Prison in London, England

HM Prison Thameside is a Category B men's private prison in the Thamesmead area of the Royal Borough of Greenwich, south-east London, England. Thameside Prison is operated by Serco and is situated next to Belmarsh and Isis prisons.

==History==
The prison was designed and constructed by Serco and opened on 30 March 2012, becoming fully operational in the autumn of 2012, with a capacity of 900. It holds prisoners from courts previously served by Brixton Prison and other prisons in London.

In January 2013, the Ministry of Justice announced that an additional houseblock would be constructed at Thameside Prison, increasing its capacity.

In May 2013, a report by the Chief Inspector of Prisons was critical of the levels of violence at the prison and its restricted regime.
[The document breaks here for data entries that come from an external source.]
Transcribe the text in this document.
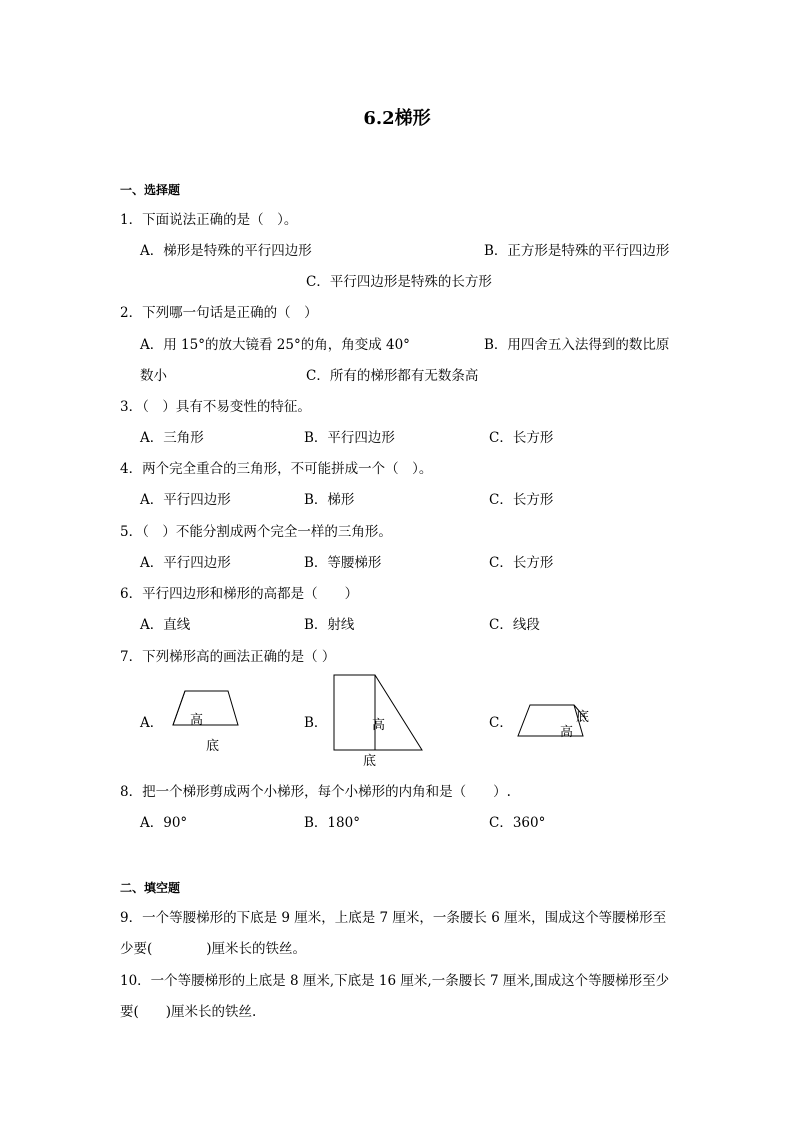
6.2梯形
一、选择题
1．下面说法正确的是（　）。
A．梯形是特殊的平行四边形	B．正方形是特殊的平行四边形
C．平行四边形是特殊的长方形
2．下列哪一句话是正确的（　）
A．用 15°的放大镜看 25°的角，角变成 40°	B．用四舍五入法得到的数比原
数小	C．所有的梯形都有无数条高
3．（　）具有不易变性的特征。
A．三角形	B．平行四边形	C．长方形
4．两个完全重合的三角形，不可能拼成一个（　）。
A．平行四边形	B．梯形	C．长方形
5．（　）不能分割成两个完全一样的三角形。
A．平行四边形	B．等腰梯形	C．长方形
6．平行四边形和梯形的高都是（　　）
A．直线	B．射线	C．线段
7．下列梯形高的画法正确的是（ ）
A．	B．	C．
高
底
高
底
底
高
8．把一个梯形剪成两个小梯形，每个小梯形的内角和是（　　）.
A．90°	B．180°	C．360°
二、填空题
9．一个等腰梯形的下底是 9 厘米，上底是 7 厘米，一条腰长 6 厘米，围成这个等腰梯形至
少要(　　　　)厘米长的铁丝。
10．一个等腰梯形的上底是 8 厘米,下底是 16 厘米,一条腰长 7 厘米,围成这个等腰梯形至少
要(　　)厘米长的铁丝.
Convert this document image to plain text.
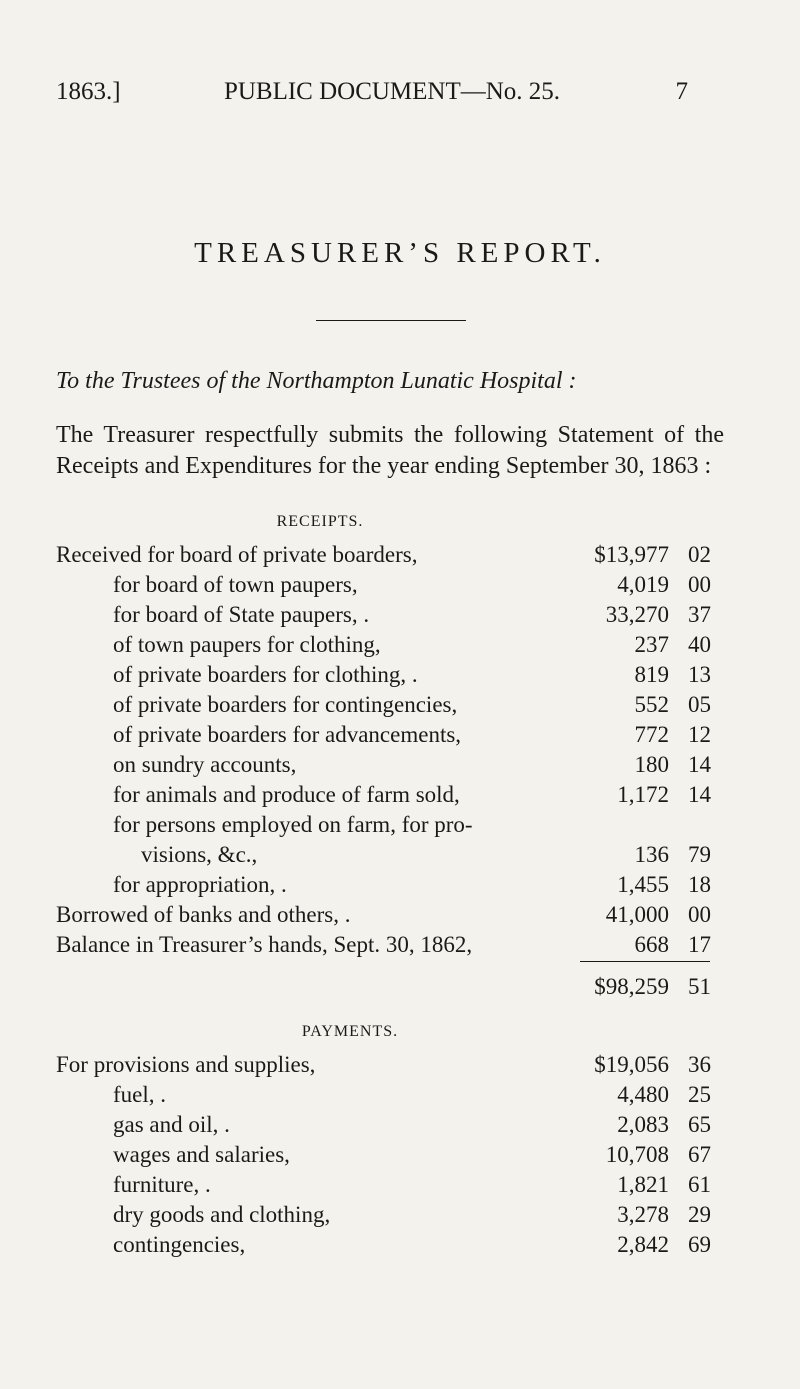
1863.]	PUBLIC DOCUMENT—No. 25.	7
TREASURER’S REPORT.
To the Trustees of the Northampton Lunatic Hospital :
The Treasurer respectfully submits the following Statement of the Receipts and Expenditures for the year ending September 30, 1863 :
RECEIPTS.
Received for board of private boarders,	$13,977 02
for board of town paupers,	4,019 00
for board of State paupers, .	33,270 37
of town paupers for clothing,	237 40
of private boarders for clothing, .	819 13
of private boarders for contingencies,	552 05
of private boarders for advancements,	772 12
on sundry accounts,	180 14
for animals and produce of farm sold,	1,172 14
for persons employed on farm, for pro-
visions, &c.,	136 79
for appropriation, .	1,455 18
Borrowed of banks and others, .	41,000 00
Balance in Treasurer’s hands, Sept. 30, 1862,	668 17
$98,259 51
PAYMENTS.
For provisions and supplies,	$19,056 36
fuel, .	4,480 25
gas and oil, .	2,083 65
wages and salaries,	10,708 67
furniture, .	1,821 61
dry goods and clothing,	3,278 29
contingencies,	2,842 69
The report found that there was a high level of assaults and use of force, while 60% of prisoners were locked up during the working day, and some inmates spent 23 hours a day in their cells. However, the report also praised the quality of accommodation throughout the prison.

==The prison today==
The regimen at Thameside Prison combines work, education, vocational training, accredited offending behaviour programmes, and prisoner health and appropriate interventions. It is a Local category B establishment.

The prison has a baseline Certificate of Normal Accommodation of 932, and an in-use operational capacity of 1232 convicted and remand male prisoners.